だからじゃないけどウチは、学校に行くまでの道をそれて高台に向かう。それから階段を一つ一つ時間をかけて調べていく。するとミコが「何を探してるの?」とウチに尋ねてきた。
「十年前もしもここで本当に誰かが死んだのなら、
他の場所と比べて、真新しい部分があると思うんだけど」
記念碑の年号と照らし合わせても、少なくともこの場所は三十年前から存在する。十年前に誰かが転げ落ちて死んだのなら、部分的に取り換えられた可能性があったから。
それを聞いて、なぜか楽しそうに腕まくりをしてみせた反社会的な女は「いってきまーす」と階段を駆け上っていった。どうやら上から探してきてくれるらしい。だけど――。
「ないね」
「なかったー」
ほぼ同時に口にして、それから階段を椅子に腰かける。夏休みも間近の夏の日差しも、死角で日かげのこの場所では少し涼し気に感じた。
工事の跡は全くなかった。でもだとするとどういう事なんだろう。ここで誰かが落ちたわけじゃないという事は、マリコ先生の言うように本当にミハさんの死は偽装で、生きている可能性すらある気がしてくる。
そして、仮にあの時の白無垢がミハさん以外の誰かだとすると、それをするだけの妥当な理由が見つからないのも、また事実に思えた。ただあの日感じた違和感の正体には、ウチは薄々気づいていた。

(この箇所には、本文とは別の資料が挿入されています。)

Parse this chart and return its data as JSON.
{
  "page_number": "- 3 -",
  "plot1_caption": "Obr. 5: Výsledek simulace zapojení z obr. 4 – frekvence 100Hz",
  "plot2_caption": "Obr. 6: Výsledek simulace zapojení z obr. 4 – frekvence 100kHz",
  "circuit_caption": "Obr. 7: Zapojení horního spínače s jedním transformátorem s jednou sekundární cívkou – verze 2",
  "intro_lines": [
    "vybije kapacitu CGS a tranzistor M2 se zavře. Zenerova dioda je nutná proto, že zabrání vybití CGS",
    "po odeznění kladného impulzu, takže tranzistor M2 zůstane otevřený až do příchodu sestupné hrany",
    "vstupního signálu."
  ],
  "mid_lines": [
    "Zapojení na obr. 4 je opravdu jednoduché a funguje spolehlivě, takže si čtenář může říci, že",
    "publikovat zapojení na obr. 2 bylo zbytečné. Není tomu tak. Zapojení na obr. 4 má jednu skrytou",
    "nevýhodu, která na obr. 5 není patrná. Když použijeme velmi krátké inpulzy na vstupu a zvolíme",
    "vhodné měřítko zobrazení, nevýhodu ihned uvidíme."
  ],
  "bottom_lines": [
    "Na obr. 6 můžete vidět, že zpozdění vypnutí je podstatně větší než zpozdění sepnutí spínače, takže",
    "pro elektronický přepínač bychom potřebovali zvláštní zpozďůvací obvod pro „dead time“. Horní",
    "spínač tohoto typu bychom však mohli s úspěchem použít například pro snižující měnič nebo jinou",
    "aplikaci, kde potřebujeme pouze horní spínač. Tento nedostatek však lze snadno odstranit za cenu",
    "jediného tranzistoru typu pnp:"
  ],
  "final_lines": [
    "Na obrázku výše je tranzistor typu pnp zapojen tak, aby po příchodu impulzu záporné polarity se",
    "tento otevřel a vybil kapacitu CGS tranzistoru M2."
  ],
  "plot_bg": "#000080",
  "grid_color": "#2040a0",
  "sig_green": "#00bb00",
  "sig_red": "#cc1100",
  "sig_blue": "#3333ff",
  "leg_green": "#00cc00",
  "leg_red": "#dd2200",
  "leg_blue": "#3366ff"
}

あの時の白無垢は二人組ではない。人形などを使って二人に見せかけていたトリックだった事に。何故ならあの時、ウチらを追いかけてきたのは、二人じゃなくて一人だったんだから。
――まぁ、だからといって、白無垢の動機が分かるわけじゃないんだけど。
ここにきて窮したウチが、あまりあてにはならないと思いながらも「ミコはどう思う?」と首を横に傾けると。至近距離のミコと目が合ってしまう。
平時なのに珍しく顔を赤くして目を泳がせているミコが「ゴメンね」と言って、ウチに唇を重ねる。それは昨日のような、気が遠くなるほどの長いキスとは別で、ほんの触れるだけの短いモノで。それでも昨日のことを思い出すには十分だった。次第に体が熱くなっていくのを感じる。
「昨日は、あそこまでするつもりじゃなかった。
怖がらせたかなって。酒乱のアタシ」
いや、お前ノンアルコールだったけどな。
とは思いつつも、そんな風に茶化す余裕は今のウチにはない。
だから熱くなった耳の前に垂れてきた髪を、かき上げながらウチは応じる。「いいよ別に」と一言だけ。
その言葉に「ほんと!?」と顔を近づけて、それから「もっと激しい事しちゃおうかなぁ」などと言い出したミコの手を捻って悲鳴を上げさせる。
「本当にこの階段を、
工事で通行禁止にしてやろっか?」
「ミコの血で!?」
それに返事を返す気はないウチは、階段を一人で駆け下りていく。ほどなくしてウチを追いかけてくるミコの「許してくれるの優しいね。好き」という声も次いで聞こえてくる。
別に優しさとかじゃない。ただ――怖くなかったし、いつもより気持ちよかったなんて言えるわけないじゃん。
「死ね!」
「なんで今ミコ罵倒されたの!?」
それでもなんやかんや嬉しそうなミコにまとわりつかれながら、ウチらは校舎に向かって歩を進めた。